The last time I had the pleasure of having a bit of a groove in the moo was in Maitland, 2012, when the likes of Public Enemy, City and Colour, Kimbra, The Maccabees, Kaiser Chiefs and Andrew WK headlined, amongst a plethora of other guns. Even looking back on the line up now, I wish I could go back and revisit it, harbouring a newfound appreciation for many of the artists.
Though this was only four years ago, the experience I underwent at Groovin’ this year was substantially different, producing a festival that has changed its market as the years have gone by. Thus, I present to you: how I, a twenty-three year old, realised that I was too old for Groovin’ The Moo.
As I walked through the front gates, I was met with a flurry of young people. This is one of the greatest things about Groovin’; being underage and living in a regional area must be two of the most inconvenient truths in Australia – but the festival tackles this notion head on, offering a refuge where they can experience the joys of music in a realm that is easily accessible. That’s always been the biggest strength of the festival – its celebration of regional Australia, putting forth the notion that music festivals shouldn’t simply be for those who are old enough to drink.
But, the mechanics of operating a music festival with an inherently young crowd inherently poses some problems. It’s of little debate that Triple J has undergone a distinct change in market these past few years; with the introduction of Double J to appease the more seasoned Triple J listeners, the station has been given the freedom to play noticeably more electronic dance music.
This sentiment has clearly been echoed onto the Groovin’ The Moo line up (which is supported primarily by Triple J and Channel V), curating a set of bands that don’t seem to fit into any one box. Melbourne indie rock heads British India played alongside the markedly different Vallis Alps, whilst Aussie folksters Boy & Bear lead directly into EDM queen Alison Wonderland.
One minute you would find yourself lying on the grass, soaking in some sweet melodies – the next moment, surrounded by dancing bindi-sporting girls who may or may not have been under the influence of illicit substances. The eclectic hotpot of bands provided an interesting experience as far as the range of punters, but for this writer, it made the festival slightly confusing.
Don’t get me wrong – I’m not here to climb aboard a musical high-horse, trolling on about the ‘old days’. Instead, I’m here to argue that Groovin’ The Moo is at its strongest when it showcases unique bands that blend these two, seemingly unrelated musical arenas together.
Take Canberra’s SAFIA for instance. From the moment that they stepped on stage, the audience was hypnotised by them. There was a definitive energy that was being radiated by them – being back in their hometown had brought with it a new confidence, giving them the complete ability to command a crowd of thousands. We were their slaves. Their careful mix of heavy bass lines, clever electronic production, and a voice that could make angels weep flourished in the festival environment, making it almost impossible to not get up off our asses and break down in little numbers that should have really been reserved for Dancing With The Stars – because in that moment, we were all stars.

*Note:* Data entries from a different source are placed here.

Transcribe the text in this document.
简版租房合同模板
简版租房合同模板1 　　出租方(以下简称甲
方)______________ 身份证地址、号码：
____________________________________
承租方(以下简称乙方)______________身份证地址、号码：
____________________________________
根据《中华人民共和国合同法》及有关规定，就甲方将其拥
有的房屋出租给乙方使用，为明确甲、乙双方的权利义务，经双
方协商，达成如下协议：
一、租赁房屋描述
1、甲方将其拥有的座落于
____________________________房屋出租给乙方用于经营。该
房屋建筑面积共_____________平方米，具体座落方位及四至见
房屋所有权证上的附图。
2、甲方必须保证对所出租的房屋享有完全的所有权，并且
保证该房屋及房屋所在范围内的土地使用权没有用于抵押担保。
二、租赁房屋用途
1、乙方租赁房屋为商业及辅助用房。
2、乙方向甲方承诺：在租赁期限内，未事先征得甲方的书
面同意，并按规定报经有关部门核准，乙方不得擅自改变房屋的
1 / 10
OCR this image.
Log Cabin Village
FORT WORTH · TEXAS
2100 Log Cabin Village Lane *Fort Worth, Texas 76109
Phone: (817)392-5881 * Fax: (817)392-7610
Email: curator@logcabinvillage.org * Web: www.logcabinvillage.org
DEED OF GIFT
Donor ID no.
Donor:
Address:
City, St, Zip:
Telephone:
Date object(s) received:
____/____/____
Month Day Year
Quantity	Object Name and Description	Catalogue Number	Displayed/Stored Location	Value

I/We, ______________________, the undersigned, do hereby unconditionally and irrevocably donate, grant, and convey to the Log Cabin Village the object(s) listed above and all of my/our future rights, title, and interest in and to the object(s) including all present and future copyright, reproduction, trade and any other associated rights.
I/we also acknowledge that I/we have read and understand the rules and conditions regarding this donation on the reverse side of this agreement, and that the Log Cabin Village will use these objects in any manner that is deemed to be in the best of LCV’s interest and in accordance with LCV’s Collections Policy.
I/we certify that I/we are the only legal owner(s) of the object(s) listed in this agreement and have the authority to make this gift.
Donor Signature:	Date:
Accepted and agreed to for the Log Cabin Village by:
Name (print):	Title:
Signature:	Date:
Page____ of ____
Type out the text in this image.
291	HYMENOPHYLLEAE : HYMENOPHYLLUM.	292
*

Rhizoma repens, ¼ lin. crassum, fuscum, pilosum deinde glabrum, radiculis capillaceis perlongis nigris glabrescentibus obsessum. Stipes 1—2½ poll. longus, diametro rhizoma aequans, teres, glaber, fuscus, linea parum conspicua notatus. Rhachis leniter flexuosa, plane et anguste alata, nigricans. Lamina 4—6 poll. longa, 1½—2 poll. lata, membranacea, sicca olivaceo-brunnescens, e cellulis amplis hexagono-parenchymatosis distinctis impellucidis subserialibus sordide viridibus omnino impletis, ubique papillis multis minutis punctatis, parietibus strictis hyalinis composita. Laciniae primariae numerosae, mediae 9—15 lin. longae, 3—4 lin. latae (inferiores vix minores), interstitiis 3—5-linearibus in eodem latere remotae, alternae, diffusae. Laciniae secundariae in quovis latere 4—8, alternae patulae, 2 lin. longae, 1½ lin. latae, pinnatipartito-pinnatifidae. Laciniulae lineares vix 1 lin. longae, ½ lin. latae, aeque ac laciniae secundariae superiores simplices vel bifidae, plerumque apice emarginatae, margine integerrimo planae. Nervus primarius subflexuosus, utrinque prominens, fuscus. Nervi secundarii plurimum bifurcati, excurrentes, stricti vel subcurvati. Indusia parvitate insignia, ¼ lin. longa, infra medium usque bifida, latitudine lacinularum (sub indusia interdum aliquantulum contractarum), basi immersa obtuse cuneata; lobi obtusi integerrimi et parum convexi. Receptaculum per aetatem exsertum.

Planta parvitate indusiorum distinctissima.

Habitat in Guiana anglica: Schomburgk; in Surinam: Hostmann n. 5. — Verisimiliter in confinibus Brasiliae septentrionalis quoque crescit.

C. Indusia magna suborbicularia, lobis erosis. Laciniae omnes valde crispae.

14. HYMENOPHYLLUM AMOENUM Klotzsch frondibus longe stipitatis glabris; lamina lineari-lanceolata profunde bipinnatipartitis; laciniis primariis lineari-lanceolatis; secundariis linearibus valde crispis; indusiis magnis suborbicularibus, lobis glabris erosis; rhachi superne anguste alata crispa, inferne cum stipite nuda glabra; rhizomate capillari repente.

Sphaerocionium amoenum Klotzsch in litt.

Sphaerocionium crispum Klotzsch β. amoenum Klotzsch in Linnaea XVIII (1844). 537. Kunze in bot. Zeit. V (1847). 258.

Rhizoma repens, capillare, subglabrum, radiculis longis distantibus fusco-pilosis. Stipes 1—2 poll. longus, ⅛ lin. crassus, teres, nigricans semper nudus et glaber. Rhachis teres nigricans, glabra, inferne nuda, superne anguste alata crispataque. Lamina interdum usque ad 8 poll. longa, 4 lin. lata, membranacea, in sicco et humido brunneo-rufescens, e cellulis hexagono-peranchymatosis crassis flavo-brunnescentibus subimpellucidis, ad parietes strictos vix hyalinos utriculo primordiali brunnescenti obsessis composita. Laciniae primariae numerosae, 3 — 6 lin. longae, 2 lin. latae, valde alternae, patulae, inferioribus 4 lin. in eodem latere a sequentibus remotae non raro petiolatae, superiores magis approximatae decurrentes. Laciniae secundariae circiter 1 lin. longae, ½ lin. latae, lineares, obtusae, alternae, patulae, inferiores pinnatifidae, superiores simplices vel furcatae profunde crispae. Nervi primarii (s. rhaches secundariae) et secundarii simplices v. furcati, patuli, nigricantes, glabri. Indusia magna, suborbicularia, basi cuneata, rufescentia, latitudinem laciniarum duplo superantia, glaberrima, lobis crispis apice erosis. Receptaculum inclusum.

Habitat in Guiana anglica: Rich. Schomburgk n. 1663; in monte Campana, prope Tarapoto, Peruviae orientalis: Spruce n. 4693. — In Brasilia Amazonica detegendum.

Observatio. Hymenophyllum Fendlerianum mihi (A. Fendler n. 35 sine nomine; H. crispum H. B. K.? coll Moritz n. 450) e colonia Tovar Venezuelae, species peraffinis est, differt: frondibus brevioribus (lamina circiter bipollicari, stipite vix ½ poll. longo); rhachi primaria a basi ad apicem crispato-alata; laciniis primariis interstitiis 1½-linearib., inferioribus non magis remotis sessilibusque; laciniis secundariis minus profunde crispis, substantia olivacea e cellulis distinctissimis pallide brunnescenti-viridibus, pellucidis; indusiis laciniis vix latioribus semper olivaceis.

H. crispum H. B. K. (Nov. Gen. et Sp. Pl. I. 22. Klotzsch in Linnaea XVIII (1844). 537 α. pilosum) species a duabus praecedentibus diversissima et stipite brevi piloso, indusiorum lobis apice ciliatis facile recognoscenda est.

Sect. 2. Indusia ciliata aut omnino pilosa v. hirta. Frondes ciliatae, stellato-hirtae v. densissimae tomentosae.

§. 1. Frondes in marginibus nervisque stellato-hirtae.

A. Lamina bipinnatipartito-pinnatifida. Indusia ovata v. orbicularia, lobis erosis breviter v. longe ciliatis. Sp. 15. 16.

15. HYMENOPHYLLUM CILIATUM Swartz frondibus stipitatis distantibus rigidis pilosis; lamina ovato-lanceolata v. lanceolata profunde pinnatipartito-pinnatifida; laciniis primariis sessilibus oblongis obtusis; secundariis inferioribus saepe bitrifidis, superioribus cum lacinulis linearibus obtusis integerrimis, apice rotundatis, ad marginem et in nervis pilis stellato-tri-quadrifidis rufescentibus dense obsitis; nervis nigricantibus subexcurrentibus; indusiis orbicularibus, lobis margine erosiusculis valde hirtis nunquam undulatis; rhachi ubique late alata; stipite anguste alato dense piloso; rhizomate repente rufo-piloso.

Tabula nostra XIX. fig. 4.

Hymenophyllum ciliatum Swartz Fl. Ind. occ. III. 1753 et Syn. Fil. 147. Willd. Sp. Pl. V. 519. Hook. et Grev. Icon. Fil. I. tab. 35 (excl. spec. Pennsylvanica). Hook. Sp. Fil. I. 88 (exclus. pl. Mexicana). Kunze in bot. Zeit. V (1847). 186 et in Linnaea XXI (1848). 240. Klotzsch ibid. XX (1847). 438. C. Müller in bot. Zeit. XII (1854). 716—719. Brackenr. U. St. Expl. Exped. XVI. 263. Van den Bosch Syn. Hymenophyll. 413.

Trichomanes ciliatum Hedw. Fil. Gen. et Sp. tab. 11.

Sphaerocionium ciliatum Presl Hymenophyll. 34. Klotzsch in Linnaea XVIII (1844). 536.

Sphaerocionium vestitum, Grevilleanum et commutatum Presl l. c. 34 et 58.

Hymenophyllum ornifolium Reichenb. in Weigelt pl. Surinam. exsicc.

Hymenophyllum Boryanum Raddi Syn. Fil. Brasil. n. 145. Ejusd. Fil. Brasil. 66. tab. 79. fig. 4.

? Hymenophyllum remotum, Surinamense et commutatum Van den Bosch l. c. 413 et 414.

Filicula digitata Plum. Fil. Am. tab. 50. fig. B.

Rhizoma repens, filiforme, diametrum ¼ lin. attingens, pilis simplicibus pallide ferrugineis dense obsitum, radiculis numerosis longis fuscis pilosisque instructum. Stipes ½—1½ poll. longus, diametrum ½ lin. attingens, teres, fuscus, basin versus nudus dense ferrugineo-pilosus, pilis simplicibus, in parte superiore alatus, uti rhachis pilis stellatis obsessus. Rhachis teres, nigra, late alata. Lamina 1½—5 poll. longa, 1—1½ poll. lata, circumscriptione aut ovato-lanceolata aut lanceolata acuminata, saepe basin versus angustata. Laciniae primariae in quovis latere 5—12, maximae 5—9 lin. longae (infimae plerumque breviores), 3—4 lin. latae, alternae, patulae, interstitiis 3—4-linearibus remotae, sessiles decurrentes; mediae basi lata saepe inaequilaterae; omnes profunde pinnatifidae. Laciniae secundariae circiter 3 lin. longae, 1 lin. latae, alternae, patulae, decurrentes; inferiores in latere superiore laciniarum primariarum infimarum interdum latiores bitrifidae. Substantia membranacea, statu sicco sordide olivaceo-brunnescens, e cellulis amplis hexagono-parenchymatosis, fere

By the time the warm afternoon sun had settled on our backs, crowds flooded into the Moolin Rouge tent for one of the most unique bands grown out of modern day Australia – Client Liaison. It’s difficult to encapsulate the raw energy that flows out of this band – every little miniscule of their live show is meticulously thought out; from oversized water coolers and office ferns on the stage, to the perfectly matching sequined outfits they donned (with coordinated dance moves too, of course).
They’re a band that is out to prove a point – that early 90s style synth pop can be cool (and even then, cool would be a gross understatement). As they pumped out tracks such as “Queen”, “End of the Earth”, “Feed The Rhythm”, and even a cover of Michael Jackson’s “Black and White”, young punters came rushing to the front, desperate to get closer to the enigmatic frontman Monte Morgan. Working the crowd in the palm of his hand, the live performance of Client Liaison far succeeds any expectations I held. It’s of little doubt that this was the act of the day.
As the sun went to bed and the day was coming to a close, I eagerly awaited perhaps one of my most anticipated acts of the day – RATATAT. After seeing them last year at Fairgrounds Festival, I was blown away. RATATAT are up there as one of the most innovative and breathtaking live shows I’ve ever come to experience – and I’ve experienced a lot.
I had great expectations for their set at Groovin’, yet a little doubt in my mind – there was no way they could possibly live up to their other live show, surely? Well, you guessed it – I was wrong. From the moment they walked on stage with their guitars in hand, the duo captivated audiences, leading some audience members to even climb up as high as tent could take them. I’m not one for advocating stupid behaviour, but this clearly exemplified the energy in the air – where else can it go but up?
Though there were a few acts that just didn’t do it for me (I still struggle to understand Alison Wonderland), what Groovin’ The Moo did succeed at was its curation of a range of artists that blend electronica and indie-rock, successfully filling the gap that laid between festival punters of the day. If they can keep this up and find artists that manage to satisfy both parties, they could create something really special, igniting the festival scene once again.